Dance Forms

The following video links were selected to give a sampling of traditional folk dance from various districts in Norway which use hardingfele as their accompaniment. This form of indigenous Norwegian dance is known as bygdedans or regional dance. It is not known how old these dance forms are, but certainly date to the nineteenth century at least. There are many in Norway and elsewhere studying the older and sometimes lost forms of these dances.

You can see some archival footage (silent) showing different dance styles from the national competition in Voss in 1947 (View video link).


The rolling quality of the telespringar and telegangar are reminiscent of the mountains that surround this area of Norway. The three-beat-per-measure springar glides along in an almost trancelike state while the man and woman take turns dancing as a connected pair and then, occasionally splitting momentarily in an exuberant spinning solo section called laus. Two variants can be viewed, the West Telemark springar (View video link) and the more generic telespringar (View video link). The gangar is in an even meter which lends itself to a bit more energy and showiness (View video link).


The hallingspringar has several different elements: fast turns, elegant slow turns and couple turns, opportunities for guys to "show off" (or stylishly abstain), and polka steps. The 3-beat springar rhythm is more even in Hallingdal than in other hardingfele traditions, with a lilting, almost playful feel. The music has a bubbling energy just under the surface, waiting for the dancer to take it to its full potential (View video link).


The valdresspringar seems to cruise around the floor with an unceasing energy and forward drive. With the pair in constant motion, the woman being swept clockwise and counterclockwise and then abruptly changed in mid-turn, the dance seems unbridled. The syncopated beat of the music creates a dazzling couple turn which features feet locked in perfect step to a complex pattern. And then it starts all over again (View video link). This region also has a dance called bonde which is in a 2/4 or 6/8 meter like the gangars of various other districts. However this dance died out from everyday use, but recently has started making a comeback thanks to passionate researchers studying old films and interviewing older residents and dancers of the region. Here is a link to an example of bonde (View video link).
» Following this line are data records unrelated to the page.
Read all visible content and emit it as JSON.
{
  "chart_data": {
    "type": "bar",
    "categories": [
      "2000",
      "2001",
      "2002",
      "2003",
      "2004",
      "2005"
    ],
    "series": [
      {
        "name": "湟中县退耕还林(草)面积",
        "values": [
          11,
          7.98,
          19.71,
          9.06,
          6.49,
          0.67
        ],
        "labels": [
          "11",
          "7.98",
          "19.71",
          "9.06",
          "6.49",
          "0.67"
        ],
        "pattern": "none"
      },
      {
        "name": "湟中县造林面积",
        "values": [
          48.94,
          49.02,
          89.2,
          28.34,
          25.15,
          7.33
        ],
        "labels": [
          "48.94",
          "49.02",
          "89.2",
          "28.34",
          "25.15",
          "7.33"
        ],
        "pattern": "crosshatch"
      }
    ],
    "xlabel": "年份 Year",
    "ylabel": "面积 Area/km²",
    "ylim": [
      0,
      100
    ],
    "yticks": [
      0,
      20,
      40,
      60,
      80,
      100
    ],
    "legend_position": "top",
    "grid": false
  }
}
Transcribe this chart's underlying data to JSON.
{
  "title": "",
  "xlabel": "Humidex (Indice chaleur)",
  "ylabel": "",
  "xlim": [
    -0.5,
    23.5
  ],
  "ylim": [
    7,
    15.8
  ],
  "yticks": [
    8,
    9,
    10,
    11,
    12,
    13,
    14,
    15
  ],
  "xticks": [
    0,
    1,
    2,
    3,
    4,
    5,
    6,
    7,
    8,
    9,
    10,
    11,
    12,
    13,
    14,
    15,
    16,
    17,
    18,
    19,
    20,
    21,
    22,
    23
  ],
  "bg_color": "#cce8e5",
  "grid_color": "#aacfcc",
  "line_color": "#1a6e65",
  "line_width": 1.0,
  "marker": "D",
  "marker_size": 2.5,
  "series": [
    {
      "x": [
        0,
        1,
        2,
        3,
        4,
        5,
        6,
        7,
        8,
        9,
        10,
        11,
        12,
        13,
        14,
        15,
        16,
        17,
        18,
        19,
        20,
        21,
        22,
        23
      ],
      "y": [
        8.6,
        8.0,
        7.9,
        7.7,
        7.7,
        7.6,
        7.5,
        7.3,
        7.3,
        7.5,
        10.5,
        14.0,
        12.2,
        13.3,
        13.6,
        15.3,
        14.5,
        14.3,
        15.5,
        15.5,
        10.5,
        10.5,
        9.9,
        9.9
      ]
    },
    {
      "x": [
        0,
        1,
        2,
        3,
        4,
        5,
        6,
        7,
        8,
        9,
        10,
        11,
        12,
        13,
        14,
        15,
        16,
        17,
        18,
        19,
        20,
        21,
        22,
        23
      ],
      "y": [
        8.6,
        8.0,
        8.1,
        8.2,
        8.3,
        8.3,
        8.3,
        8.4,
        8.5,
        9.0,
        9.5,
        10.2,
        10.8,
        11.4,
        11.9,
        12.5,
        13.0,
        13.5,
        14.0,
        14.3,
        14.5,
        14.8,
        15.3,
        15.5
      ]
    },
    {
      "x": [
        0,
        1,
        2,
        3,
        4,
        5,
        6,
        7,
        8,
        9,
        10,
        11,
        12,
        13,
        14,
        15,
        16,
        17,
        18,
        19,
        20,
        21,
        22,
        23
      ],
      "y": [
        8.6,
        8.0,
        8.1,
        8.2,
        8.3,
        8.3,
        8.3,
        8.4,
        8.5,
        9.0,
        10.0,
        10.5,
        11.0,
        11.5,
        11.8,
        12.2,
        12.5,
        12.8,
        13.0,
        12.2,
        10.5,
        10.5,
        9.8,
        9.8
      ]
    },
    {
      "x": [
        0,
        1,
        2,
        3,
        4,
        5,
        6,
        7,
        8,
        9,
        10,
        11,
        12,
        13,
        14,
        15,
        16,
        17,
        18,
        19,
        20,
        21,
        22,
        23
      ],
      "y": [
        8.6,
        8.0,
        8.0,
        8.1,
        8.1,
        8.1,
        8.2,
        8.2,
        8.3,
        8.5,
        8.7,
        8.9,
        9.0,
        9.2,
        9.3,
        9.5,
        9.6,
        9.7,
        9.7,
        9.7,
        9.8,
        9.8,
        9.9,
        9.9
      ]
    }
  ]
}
The setesdalgangar features the "heartbeat" foot tramp of the fiddler to the syncopated rhythms and intricate melodies of the Setesdal tunes. The driving intensity and creative improvisations of the music offer an intriguing challenge for dancers to fit their steps to the beat while moving either in a ring as a social mixer (View video link) or as a single couple with opportunities for men's acrobatics (View video link).


The numedalspringar and numedalgangar have a special flavor all their own, opening with a seemingly stately walking part that can be interrupted with flashes of acrobatics on the part of the man, continuing with a laus or free dance for the man and woman, and ending with an exhilarating couple turn (View video link).


The springars from Vestlandet, or the Western coast of Norway, are many in number and include vossaspringar and jølstraspringar, to name a few. The dance is characterized by a lively, bobbing step which exudes playfulness and joy. The man and woman seem to craft a beautiful dance of chase and spins. The music, though in a triple meter, proceeds along in even beats in an almost continuous fashion eluding any sense of meter (View video link). Two other dances from this region, the rudl or rull and parhalling, feature even meter flows. The rudl is particularly mesmerizing as the couple seems to float above the floor in an endless twirl (View video link). The parhalling offers both girl and boy a playful chance to do acrobatics together (View video link).

Laus or Halling

The exciting halling, or laus dance, is traditionally a solo dance in which a group of young men compete with one another by performing athletic and acrobatic maneuvers such as kips and Cossack kicks. It culminates with a specialized backflip or hallingkast up into the air to kick a hat suspended from a long pole. The tunes are very exciting and there can be much interplay between fiddler and dancer (View video link).